A 11ª edição do Colóquio Feminismo Negro, organizada pelo NEIAB/UEM (Núcleo de Estudos Interdisciplinares Afro-Brasileiros da Universidade Estadual de Maringá), reuniu pesquisadoras, ativistas e intelectuais negras para debater o impacto da militância digital na luta antirracista e feminista. Sob o tema "Negras Digitais: Ativismo, Militância e o Discurso de Ódio nas Redes Sociais", o evento explorou o protagonismo das mulheres negras no ciberespaço, as complexas interseções entre raça, gênero e tecnologia, e os desafios impostos pelo racismo algorítmico e pelos discursos de ódio online. Os painéis e grupos de trabalho destacaram como as redes sociais funcionam simultaneamente como ferramentas de empoderamento e resistência, mas também como espaços de exclusão, silenciamento e violência simbólica. Entre os temas centrais, destacaram-se: a presença negra no ciberespaço, a construção de novas narrativas que desafiam estereótipos, a influência dos algoritmos na distribuição de conteúdo e a militância digital como estratégia de afirmação identitária e transformação social.
Sobre o NEIAB/UEM
Coordenadora: Drª. Marivânia Conceição de Araújo
O NEIAB-UEM é composto por estudantes e professores da graduação e pós-graduação, pertence ao Departamento de Ciências Sociais (DCS) da Universidade Estadual de Maringá (UEM), e tem como objetivo a ampliação do debate sobre as questões raciais.
Tendo em vista a diversidade cultural e racial em nosso país e em especial no estado do Paraná e os inúmeros temas ligados às relações raciais que podem ser discutidos a partir de uma interdisciplinaridade, professores do Departamento de Ciências Sociais se organizaram em um grupo de estudos cuja temática principal são as relações raciais.
Trata-se de um grupo que pretende realizar discussões acadêmicas mais aprofundadas sobre as características das relações sociais e históricas que envolvem a população afro-brasileira nas suas diferentes nuances. Essas são questões pertinentes e bastante disseminadas no meio acadêmico, gerando monografias, dissertações e teses nas mais diferentes áreas, em particular entre as ciências humanas.

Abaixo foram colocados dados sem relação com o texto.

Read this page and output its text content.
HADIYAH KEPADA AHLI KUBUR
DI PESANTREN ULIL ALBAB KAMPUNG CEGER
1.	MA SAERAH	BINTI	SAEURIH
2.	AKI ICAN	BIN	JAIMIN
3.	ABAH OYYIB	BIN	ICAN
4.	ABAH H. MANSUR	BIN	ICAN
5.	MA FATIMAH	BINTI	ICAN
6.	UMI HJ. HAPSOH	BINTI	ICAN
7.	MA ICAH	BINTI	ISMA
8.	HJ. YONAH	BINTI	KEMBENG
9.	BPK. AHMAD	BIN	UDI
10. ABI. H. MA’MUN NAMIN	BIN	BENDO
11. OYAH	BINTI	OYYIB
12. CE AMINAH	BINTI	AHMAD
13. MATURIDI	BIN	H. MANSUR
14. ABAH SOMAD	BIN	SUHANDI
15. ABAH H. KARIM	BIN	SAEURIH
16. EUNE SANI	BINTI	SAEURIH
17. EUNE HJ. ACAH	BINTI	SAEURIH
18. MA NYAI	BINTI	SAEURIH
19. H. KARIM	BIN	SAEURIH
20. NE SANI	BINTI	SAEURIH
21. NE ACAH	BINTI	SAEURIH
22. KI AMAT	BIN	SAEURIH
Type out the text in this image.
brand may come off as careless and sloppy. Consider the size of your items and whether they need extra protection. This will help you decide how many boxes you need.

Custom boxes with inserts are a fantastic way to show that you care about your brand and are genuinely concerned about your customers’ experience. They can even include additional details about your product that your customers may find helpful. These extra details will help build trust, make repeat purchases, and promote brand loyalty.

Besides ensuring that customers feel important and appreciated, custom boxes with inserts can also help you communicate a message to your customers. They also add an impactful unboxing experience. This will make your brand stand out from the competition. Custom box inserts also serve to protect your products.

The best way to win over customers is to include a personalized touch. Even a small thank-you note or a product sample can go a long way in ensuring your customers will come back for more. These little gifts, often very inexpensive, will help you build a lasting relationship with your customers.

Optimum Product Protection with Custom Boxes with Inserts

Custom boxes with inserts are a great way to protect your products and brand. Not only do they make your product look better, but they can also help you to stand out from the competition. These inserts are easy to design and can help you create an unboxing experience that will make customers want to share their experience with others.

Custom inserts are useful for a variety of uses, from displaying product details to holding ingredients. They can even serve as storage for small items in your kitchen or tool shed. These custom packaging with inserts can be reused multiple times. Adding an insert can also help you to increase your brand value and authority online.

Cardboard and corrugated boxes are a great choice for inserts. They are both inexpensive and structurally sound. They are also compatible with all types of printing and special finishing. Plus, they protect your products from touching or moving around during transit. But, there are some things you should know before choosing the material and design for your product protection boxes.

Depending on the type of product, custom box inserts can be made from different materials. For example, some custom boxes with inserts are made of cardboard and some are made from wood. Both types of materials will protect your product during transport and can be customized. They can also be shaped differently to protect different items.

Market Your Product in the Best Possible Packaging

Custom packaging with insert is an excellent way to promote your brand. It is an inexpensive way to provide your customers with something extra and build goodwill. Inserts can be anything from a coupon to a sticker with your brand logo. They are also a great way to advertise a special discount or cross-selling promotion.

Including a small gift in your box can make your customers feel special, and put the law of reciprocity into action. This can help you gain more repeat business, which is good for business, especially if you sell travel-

As relações raciais caracterizam-se como um tema que faz parte tradição das Ciências Sociais no Brasil, pois contabiliza trabalhos clássicos elaborados por Florestan Fernandes, Roger Bastide, Nina Rodrigues, Fernando Henrique Cardoso, Carlos Hasenbalg, Kabengele Munanga, entre outros. Desse modo é importante que haja um espaço acadêmico onde se desenvolvam discussões, reflexões e textos mais aprofundados sobre o tema. Um espaço de discussão que possa envolver professores, alunos e integrantes da comunidade não acadêmica interessados no conhecimento e na produção científica que dê condições de melhor conhecimento e argumentação sobre os problemas e características da população afro-brasileiros.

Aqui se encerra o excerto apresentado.